Posted yesterday at 6:09 p.m.

“People were breaking into these containers and stealing guns, dozens of guns,” police chief Michel Moore said at a meeting, the remarks of which were reported by the newspaper on Wednesday. Los Angeles Times.

“This has been a source of great concern for us” for safety in the city, assured Mr. Moore.

Images of thousands of ripped open boxes and packaging strewn on railroad tracks near the city center drew authorities’ attention last week to the looting, which involves most of the major U.S. distance selling and couriers (Amazon, Target, UPS, FedEx, etc.).

The thieves take advantage of the fact that the long railway convoys are immobilized on the tracks to climb on the containers of goods of which they break the locks. They then only have to help themselves in parcels, leaving behind them in an impressive bric-a-brac products that are difficult to resell or too cheap, which will never reach their destination.

“These are images that look like a third world country,” exclaimed California Governor Gavin Newsom after visiting the scene with reporters to express his outrage.

“What we saw here is not acceptable,” he said, before joining the cameras in front of the cleaning teams working on site.

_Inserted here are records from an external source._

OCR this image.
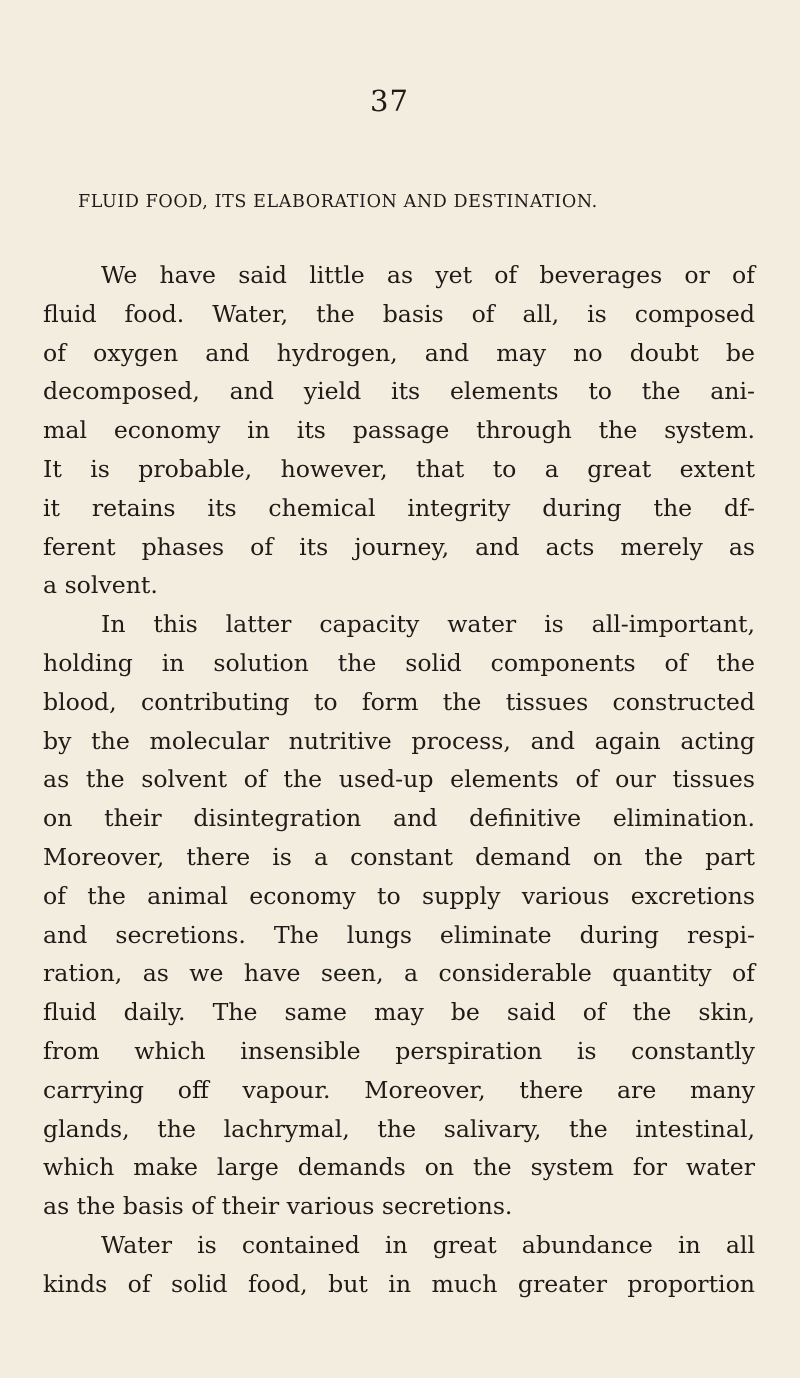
37
FLUID FOOD, ITS ELABORATION AND DESTINATION.
We have said little as yet of beverages or of
fluid food. Water, the basis of all, is composed
of oxygen and hydrogen, and may no doubt be
decomposed, and yield its elements to the ani-
mal economy in its passage through the system.
It is probable, however, that to a great extent
it retains its chemical integrity during the df-
ferent phases of its journey, and acts merely as
a solvent.
In this latter capacity water is all-important,
holding in solution the solid components of the
blood, contributing to form the tissues constructed
by the molecular nutritive process, and again acting
as the solvent of the used-up elements of our tissues
on their disintegration and definitive elimination.
Moreover, there is a constant demand on the part
of the animal economy to supply various excretions
and secretions. The lungs eliminate during respi-
ration, as we have seen, a considerable quantity of
fluid daily. The same may be said of the skin,
from which insensible perspiration is constantly
carrying off vapour. Moreover, there are many
glands, the lachrymal, the salivary, the intestinal,
which make large demands on the system for water
as the basis of their various secretions.
Water is contained in great abundance in all
kinds of solid food, but in much greater proportion
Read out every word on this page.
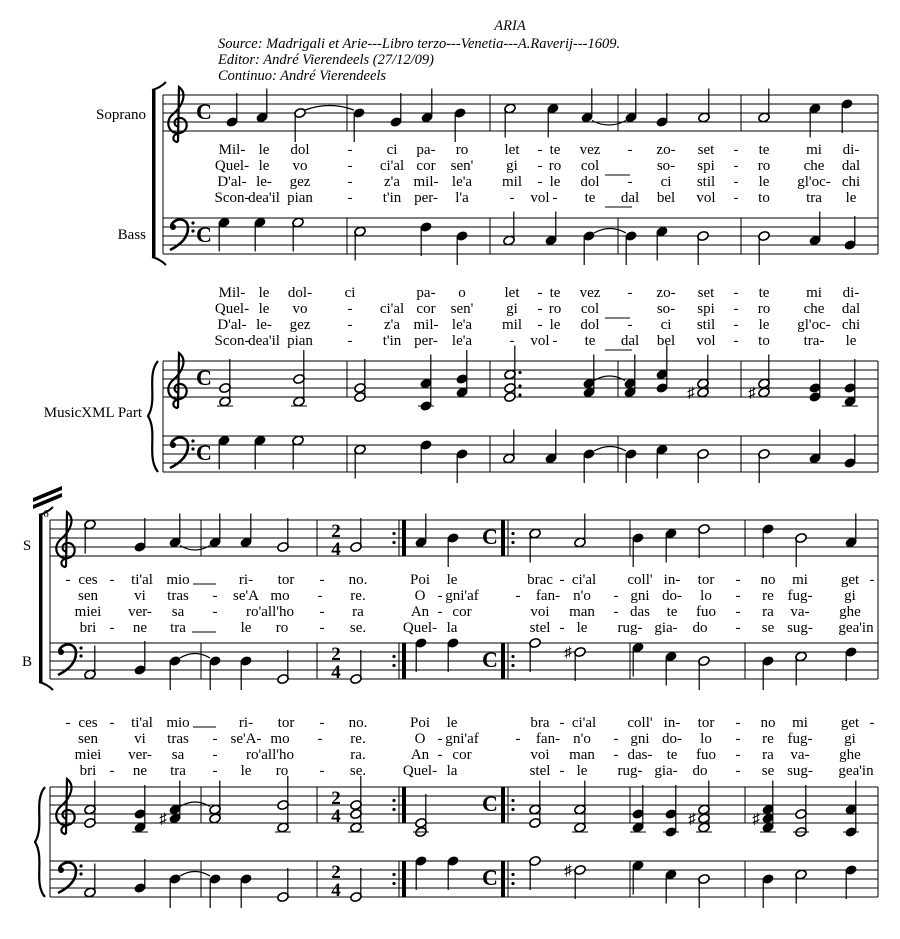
ARIA
Source: Madrigali et Arie---Libro terzo---Venetia---A.Raverij---1609.
Editor: André Vierendeels (27/12/09)
Continuo: André Vierendeels
Soprano
Bass
MusicXML Part
C
C
C
C
♯	♯
Mil- le dol	- ci pa- ro let - te vez - zo- set - te mi di-
Quel- le vo	- ci'al cor sen' gi - ro col	so- spi - ro che dal
D'al- le- gez - z'a mil- le'a mil - le dol - ci stil - le gl'oc- chi
Scon-
dea'il pian - t'in per- l'a	- vol - te dal bel vol - to tra le
Mil- le dol- ci	pa- o	let - te vez - zo- set - te mi di-
Quel- le vo	- ci'al cor sen' gi - ro col	so- spi - ro che dal
D'al- le- gez - z'a mil- le'a mil - le dol - ci stil - le gl'oc- chi
Scon-
dea'il pian - t'in per- le'a - vol - te dal bel vol - to tra- le
6
S
B
2
4
C
2
4
C
2
4
C
2
4
C
♯
♯	♯	♯
♯
- ces - ti'al mio	ri- tor - no.	Poi le	brac - ci'al coll' in- tor - no mi get -
sen vi tras - se'A mo - re.	O - gni'af - fan- n'o - gni do- lo - re fug- gi
miei ver- sa - ro'all'ho - ra	An - cor	voi man - das te fuo - ra va- ghe
bri - ne tra	le ro - se. Quel- la	stel - le rug- gia- do - se sug- gea'in
- ces - ti'al mio	ri- tor - no.	Poi le	bra - ci'al coll' in- tor - no mi get -
sen vi tras - se'A- mo - re.	O - gni'af - fan- n'o - gni do- lo - re fug- gi
miei ver- sa - ro'all'ho	ra.	An - cor	voi man - das- te fuo - ra va- ghe
bri - ne tra - le ro - se. Quel- la	stel - le rug- gia- do - se sug- gea'in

PHOTO DAVID SWANSON, REUTERS ARCHIVES

Gavin Newsom (center with blue bag)

Since December 2020, the rail operator Union Pacific (UP) whose convoys are targeted has recorded a 160% increase in thefts in Los Angeles County. “In October 2021 alone, the increase reached 356% compared to October 2020,” said the operator in a letter to local authorities sent to AFP.

The phenomenon has taken off again with the peak of activity linked to Christmas shopping. According to figures reported by UP, more than 90 containers were vandalized on average each day in Los Angeles County in the last quarter of 2021.

The operator, which manages nearly 450 km of tracks in Los Angeles County, estimates the cost of the damage suffered in 2021 at around five million dollars, an amount which does not take into account the losses of the customers affected. by these flights.